Soon: Chapters 31-32: I Can Gideon Better Than You
The poor sad sack Christians in L.A. were sure lost until PAUL came along!
“…we’re no match for the army.” [said Barton]
“Neither was Gideon,” Paul said. It isn’t might that makes right, or the government would be right. We have God on our side, and we need Him to give us the victory, just like Gideon.”
Old Carl struggled to his feet. “Gideon is a perfect model, people.”
Remember, guys, Paul has been a Christian for TWO MONTHS. But he immediately hits upon the PERFECT MODEL to make the Christians spring into action!
Bit of a Mighty Whitey, wouldn’t you say?
So, “Old Carl” (’cause that’s respectful) spends the next two pages retelling the story of Gideon, which I can only imagine must be at least a bit interesting when someone other than Old Carl is telling it.

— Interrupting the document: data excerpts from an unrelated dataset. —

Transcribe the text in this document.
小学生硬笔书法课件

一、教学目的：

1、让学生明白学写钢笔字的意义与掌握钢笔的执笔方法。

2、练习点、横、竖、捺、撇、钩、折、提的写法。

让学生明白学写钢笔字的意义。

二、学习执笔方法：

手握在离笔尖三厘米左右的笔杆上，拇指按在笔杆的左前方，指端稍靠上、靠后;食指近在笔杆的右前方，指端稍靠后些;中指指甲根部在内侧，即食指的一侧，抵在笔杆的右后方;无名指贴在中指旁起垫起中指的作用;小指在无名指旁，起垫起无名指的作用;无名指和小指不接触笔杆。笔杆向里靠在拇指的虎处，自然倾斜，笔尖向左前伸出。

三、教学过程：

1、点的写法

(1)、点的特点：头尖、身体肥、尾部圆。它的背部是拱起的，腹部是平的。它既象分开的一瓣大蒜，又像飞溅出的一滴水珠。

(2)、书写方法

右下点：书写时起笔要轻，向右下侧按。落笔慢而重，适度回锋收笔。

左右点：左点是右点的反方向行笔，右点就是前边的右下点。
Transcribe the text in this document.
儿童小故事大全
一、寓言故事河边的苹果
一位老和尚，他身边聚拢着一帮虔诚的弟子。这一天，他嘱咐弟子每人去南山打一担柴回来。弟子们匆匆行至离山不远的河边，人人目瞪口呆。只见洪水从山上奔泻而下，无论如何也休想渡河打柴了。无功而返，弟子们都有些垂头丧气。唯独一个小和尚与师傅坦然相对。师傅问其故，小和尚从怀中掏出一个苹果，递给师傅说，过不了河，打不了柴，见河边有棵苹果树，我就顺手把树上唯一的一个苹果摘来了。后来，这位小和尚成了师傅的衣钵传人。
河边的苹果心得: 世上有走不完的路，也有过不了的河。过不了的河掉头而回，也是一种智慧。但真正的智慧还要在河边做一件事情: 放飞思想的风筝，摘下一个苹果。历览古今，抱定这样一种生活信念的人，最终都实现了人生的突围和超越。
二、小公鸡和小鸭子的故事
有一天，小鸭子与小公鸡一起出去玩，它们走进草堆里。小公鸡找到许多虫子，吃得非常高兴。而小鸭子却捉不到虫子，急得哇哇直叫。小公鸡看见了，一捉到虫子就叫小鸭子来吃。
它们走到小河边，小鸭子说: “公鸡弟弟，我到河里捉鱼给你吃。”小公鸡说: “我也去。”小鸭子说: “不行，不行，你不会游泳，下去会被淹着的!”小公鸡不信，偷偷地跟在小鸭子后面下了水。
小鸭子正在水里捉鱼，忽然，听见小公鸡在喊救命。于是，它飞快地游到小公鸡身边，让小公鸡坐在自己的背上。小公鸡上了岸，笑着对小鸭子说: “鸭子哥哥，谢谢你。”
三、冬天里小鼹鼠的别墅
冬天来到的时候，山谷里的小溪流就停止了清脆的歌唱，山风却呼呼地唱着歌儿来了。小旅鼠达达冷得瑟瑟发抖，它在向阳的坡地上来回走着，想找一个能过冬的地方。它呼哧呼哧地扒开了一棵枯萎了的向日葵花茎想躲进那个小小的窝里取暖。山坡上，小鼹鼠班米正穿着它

Then again, reading the relevant passages and the Wiki page, just seems like God and Gideon were playing the kind of weird “testing” games with each other that would be really unhealthy if they were a couple.
God, if you do this, I know you want me to fight. Okay, now do this, so I can be really, really sure you want me to fight.
Gideon, take all these soldiers to fight, except these guys who do something I don’t like. Okay, now send away those jerks. DO WHAT I TELL YOU TO DO, ME-DAMMIT.
Carl ends his “story” on this note:
“I don’t know how God is going to use whatever is left of the underground believers in Los Angeles to defeat the army. But I believe He would have us be as the men of Gideon, brave and willing to do whatever is necessary. And He will win the battle.” [Emphasis Jenkins’]
Yeah, this is why Bruce Barnes has his “dig a hole and hide in it” plan in Tribulation Force–if you think God is going to take care of everything, if all you have to do is be willing in your mind to be “brave,” and God will take care of the rest.
No wonder the underground Christians haven’t done anything except stockpile rotting fish!
I take that back: Barton has a plan!
“It’s not exactly Gideon-like, but it’s something.”
Hey, at least he admits that…
Barton has a mini-seaplane that he is going to control “robotically” to “blanket the city with leaflets.” Paul calls this plan “audacious,” and Barton is realistic enough to raise the possibility of Atheistopia shooting down the plane. He is even nice enough to admit that the whole plan wasn’t really his idea–it was “free exchange of ideas” Lois’s idea.
(Then again, if the plan (and plane) go to shit, they can always blame Lois!)
But you know, it’s not the worst idea I’ve ever heard. It’s comparatively low-risk (though Barton defensively chirps that “there are no fainthearted here“). It’s more out-there and imaginative than randomly leaving brochures for your waitress. So, in Chapter 32, possibly the first decent plan in the book.
What do you think? Good idea, bad idea?